To the West, Twitter under Dorsey’s reign from 2015 to 2021 often looked like an acidic, hate-fuelled, raging dumpster fire. But what westerners got was Twitter’s platinum version. It’s the version made by people who take their civic problems seriously because those problems are theirs too. Misinformation, hate speech, and manipulation on the platform is much worse in my corner of the world and Dorsey’s legacy in Africa is even more neglectful and hypocritical than his legacy in the Western world.

In April 2021, close to 15 years after Twitter had been live on the continent, the company announced it would open its first physical presence in Africa, a regional headquarters in Accra, Ghana. “Twitter is now present on the continent,” Dorsey tweeted beside an emoji of the Ghanaian flag. Yet its presence is flimsy. The job openings Twitter listed in Accra were overwhelmingly in advertising, engineering, and communications. It remains unclear how many people from its Trust and Safety or platform integrity teams Twitter plans to send. In fact, Twitter’s policy management team for sub-Saharan Africa is based in Europe. Like Google and Facebook before them, it quickly became clear that this new development would barely involve helping Africans defend free speech or push back against authoritarian governments. Twitter’s Africa HQ is not about Africans. It is effectively a colonial outpost, erected to ensure that the data and money Twitter was extracting from the continent was sustained. And the limits of this office would be tested time and time again later in the year as Twitter was used to sow discontent around several African countries.

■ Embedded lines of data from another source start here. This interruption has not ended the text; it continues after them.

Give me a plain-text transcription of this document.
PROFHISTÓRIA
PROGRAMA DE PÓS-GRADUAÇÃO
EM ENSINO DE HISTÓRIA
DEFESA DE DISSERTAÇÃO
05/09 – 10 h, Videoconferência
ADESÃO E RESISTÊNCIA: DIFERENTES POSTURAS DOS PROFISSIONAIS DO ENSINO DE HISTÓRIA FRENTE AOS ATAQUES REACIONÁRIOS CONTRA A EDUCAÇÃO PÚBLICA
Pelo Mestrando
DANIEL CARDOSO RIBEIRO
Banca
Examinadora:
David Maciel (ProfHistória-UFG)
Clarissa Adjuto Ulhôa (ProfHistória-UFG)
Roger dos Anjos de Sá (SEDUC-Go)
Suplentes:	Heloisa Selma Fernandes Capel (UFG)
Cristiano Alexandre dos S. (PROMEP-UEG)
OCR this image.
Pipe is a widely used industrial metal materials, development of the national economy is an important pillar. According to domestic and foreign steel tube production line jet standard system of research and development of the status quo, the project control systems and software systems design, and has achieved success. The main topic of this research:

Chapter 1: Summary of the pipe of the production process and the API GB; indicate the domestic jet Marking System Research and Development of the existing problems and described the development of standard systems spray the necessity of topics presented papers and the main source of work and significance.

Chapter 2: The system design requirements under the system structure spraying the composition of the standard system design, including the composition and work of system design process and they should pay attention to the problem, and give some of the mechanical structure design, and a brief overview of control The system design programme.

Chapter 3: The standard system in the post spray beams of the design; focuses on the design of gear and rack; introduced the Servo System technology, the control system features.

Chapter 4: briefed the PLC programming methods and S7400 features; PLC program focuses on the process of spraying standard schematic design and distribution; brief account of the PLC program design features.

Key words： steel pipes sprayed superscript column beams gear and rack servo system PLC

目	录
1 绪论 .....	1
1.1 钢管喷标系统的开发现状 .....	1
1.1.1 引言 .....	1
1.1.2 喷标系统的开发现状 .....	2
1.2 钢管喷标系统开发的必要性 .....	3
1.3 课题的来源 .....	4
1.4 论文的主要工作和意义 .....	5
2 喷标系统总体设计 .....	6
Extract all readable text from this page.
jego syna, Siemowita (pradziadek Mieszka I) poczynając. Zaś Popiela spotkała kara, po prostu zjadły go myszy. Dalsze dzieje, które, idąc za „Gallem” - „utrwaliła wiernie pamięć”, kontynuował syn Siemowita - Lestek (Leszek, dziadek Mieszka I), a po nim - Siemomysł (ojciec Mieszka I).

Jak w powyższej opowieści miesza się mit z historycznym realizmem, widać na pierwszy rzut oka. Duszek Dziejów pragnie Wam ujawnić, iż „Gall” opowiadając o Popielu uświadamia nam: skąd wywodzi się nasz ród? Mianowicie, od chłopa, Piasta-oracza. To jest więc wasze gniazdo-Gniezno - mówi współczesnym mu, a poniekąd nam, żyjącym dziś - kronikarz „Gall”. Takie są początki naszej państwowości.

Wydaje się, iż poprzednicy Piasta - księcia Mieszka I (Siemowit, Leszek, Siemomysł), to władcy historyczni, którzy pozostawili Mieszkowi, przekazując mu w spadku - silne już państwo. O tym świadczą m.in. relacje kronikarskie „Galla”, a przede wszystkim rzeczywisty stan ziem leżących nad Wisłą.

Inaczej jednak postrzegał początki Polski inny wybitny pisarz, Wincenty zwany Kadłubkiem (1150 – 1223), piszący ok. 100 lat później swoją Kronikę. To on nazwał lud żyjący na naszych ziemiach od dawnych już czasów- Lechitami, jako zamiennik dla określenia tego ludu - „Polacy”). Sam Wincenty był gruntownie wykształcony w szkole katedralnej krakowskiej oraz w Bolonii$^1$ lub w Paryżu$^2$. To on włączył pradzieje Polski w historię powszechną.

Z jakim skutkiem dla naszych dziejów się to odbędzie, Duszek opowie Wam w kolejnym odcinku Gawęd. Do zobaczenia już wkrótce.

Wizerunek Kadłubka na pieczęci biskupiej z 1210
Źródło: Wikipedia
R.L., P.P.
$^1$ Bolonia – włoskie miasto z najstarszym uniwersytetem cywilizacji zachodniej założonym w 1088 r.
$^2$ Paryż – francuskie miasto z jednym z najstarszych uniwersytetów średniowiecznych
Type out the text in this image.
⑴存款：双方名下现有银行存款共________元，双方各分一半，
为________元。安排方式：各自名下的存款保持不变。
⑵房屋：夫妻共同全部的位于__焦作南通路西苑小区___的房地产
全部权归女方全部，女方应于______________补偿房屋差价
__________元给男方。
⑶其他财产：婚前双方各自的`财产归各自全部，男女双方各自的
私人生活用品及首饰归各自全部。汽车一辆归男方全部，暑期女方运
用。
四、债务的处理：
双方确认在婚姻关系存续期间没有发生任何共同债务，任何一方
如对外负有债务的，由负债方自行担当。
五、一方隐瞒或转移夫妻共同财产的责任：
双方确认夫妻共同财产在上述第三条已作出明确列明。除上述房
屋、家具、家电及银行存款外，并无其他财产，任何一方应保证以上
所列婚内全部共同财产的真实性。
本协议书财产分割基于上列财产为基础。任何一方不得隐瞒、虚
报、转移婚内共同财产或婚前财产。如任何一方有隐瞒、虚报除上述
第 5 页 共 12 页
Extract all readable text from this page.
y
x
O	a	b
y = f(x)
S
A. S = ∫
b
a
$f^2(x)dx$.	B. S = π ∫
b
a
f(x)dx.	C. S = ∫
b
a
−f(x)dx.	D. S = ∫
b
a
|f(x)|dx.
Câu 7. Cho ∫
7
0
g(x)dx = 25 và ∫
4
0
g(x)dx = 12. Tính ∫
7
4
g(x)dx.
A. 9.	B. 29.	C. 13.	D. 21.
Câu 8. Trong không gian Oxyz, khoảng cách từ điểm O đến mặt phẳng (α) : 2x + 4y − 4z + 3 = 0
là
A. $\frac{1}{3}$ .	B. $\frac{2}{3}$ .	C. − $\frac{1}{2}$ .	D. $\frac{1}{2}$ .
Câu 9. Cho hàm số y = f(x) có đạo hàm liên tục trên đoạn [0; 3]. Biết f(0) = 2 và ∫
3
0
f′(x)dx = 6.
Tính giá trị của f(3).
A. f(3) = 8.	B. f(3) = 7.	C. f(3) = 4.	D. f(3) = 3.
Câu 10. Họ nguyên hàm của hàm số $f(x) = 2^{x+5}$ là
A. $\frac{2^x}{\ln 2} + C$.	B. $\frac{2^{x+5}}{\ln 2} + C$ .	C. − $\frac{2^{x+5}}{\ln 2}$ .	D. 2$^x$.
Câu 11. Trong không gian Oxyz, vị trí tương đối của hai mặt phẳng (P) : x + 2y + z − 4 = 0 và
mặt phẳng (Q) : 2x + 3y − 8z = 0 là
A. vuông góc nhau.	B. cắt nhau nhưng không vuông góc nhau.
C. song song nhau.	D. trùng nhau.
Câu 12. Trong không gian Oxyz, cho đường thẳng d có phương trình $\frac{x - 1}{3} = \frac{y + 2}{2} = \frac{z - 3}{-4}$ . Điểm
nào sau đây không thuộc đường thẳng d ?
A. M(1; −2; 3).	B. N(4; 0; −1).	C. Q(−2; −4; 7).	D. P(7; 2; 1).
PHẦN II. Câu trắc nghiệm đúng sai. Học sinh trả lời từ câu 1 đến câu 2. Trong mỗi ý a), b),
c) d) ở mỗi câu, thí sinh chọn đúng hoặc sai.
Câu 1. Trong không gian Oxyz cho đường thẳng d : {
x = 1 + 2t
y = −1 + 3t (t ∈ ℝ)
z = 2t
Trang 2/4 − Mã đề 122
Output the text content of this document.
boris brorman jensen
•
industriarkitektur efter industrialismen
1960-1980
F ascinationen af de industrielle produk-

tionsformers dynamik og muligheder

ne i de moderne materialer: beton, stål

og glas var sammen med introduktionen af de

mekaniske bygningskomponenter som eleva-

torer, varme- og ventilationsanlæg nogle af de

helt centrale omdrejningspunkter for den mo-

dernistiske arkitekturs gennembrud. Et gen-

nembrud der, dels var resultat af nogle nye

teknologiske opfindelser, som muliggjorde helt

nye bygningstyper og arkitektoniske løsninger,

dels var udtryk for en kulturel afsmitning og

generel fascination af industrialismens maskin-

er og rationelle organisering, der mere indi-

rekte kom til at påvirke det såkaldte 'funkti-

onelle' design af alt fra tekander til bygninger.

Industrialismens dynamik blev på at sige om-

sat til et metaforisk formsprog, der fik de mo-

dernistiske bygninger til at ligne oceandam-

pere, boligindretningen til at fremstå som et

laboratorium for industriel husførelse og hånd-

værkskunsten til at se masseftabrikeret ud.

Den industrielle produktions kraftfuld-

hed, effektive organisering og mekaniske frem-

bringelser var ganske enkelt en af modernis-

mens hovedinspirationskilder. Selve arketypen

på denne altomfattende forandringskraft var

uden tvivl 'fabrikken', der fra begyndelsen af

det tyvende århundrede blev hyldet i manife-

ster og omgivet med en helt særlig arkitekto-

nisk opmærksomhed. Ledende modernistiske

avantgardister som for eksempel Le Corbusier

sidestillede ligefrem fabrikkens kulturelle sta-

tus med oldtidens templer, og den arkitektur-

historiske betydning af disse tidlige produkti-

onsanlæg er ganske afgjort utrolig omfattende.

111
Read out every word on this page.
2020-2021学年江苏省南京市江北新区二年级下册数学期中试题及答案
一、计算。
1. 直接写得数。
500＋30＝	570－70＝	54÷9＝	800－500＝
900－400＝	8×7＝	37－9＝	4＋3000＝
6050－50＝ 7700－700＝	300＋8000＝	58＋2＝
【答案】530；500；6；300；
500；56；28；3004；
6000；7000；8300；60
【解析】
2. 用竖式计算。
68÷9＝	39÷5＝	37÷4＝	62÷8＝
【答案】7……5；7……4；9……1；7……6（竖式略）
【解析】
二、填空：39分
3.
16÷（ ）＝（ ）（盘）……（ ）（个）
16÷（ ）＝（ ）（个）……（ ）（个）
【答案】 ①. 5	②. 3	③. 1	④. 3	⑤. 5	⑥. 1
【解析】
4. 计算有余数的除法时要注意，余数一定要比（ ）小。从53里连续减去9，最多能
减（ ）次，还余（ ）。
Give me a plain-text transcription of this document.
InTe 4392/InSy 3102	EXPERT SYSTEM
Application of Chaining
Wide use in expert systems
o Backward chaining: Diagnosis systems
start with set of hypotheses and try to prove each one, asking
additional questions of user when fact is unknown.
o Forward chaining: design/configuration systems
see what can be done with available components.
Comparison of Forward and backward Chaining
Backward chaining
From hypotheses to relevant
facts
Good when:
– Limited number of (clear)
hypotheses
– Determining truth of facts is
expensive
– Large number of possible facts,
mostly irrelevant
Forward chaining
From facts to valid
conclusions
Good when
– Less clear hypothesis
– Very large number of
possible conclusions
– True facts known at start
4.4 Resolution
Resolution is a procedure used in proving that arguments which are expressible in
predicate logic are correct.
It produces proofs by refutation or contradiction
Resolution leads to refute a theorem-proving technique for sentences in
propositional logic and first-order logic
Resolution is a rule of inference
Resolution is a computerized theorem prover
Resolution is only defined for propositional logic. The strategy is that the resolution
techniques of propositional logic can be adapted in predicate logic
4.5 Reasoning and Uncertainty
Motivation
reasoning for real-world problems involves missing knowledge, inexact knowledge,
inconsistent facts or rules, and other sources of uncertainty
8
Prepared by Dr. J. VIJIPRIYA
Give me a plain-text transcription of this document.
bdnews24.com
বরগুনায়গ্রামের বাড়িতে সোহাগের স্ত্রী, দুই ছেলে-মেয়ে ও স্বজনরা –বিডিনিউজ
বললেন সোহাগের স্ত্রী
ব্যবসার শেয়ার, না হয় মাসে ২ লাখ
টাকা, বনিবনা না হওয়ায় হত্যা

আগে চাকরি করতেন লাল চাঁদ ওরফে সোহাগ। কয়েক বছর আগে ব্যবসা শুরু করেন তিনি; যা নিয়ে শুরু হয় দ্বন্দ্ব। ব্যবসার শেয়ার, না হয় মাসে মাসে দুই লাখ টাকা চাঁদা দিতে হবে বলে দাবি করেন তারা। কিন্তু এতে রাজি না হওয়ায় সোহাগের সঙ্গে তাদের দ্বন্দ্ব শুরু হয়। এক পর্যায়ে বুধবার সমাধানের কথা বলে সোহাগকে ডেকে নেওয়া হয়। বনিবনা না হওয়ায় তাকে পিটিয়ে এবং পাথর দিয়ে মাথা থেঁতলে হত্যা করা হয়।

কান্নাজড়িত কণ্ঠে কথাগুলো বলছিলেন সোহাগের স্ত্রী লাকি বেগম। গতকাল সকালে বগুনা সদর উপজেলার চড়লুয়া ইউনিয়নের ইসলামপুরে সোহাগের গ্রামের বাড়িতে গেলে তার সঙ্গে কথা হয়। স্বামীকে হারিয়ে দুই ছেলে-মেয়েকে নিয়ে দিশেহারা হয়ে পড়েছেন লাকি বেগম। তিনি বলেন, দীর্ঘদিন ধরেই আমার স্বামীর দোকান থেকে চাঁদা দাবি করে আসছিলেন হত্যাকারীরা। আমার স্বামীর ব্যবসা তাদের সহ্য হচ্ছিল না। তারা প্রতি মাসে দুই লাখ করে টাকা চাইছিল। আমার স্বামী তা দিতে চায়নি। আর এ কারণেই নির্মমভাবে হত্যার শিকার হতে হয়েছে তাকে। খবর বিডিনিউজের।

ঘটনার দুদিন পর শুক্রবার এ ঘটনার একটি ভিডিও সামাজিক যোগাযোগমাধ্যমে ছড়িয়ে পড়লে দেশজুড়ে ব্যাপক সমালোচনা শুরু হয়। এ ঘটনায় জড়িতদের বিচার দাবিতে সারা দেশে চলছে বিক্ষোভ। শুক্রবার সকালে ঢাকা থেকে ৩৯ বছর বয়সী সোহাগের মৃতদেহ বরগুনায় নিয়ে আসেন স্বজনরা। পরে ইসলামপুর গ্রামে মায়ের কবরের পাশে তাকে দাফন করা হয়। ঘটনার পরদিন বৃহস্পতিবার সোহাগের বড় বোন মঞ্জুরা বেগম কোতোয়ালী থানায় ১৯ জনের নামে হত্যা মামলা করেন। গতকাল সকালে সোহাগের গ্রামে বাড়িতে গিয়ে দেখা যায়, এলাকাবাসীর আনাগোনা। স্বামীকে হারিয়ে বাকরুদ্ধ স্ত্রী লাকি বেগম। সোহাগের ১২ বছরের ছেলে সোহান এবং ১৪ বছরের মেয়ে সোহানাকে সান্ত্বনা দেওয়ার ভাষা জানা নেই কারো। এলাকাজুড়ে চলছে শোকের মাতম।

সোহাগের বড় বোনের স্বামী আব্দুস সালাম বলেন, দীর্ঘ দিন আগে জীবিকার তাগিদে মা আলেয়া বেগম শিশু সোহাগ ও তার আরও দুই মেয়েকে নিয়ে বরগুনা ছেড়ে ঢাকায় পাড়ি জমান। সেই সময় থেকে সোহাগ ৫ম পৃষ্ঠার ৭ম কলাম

Dorsey treated Nigeria in particular as a relationship of convenience. In 2020, many Nigerians applauded his tweets calling to donate to efforts to end a state regime of police brutality (#EndSARS). But his championing of this was inconsistent as at the same Twitter seemed to ignore repeated calls from Nigerian journalists, researchers, and activists to flag or ban many scams and misleading claims about #EndSARS and other abuses that were running rampant on the platform. Then, just two months after Twitter’s African office opened, Nigerian President Muhammadu Buhari banned Twitter in the country for four months. This was after the platform deleted one of Buhari’s tweets for violating the platform’s policy on abusive behavior, but a spokesman for the president was quick to note the ban was about much more than the tweet. “There has been a litany of problems with the social media platform in Nigeria, where misinformation and fake news spread through it have had real world violent consequences,” the spokesperson emailed Bloomberg. “All the while, the company has escaped accountability.” It’s uncomfortable to agree with an authoritarian’s spokesperson, but he had a point.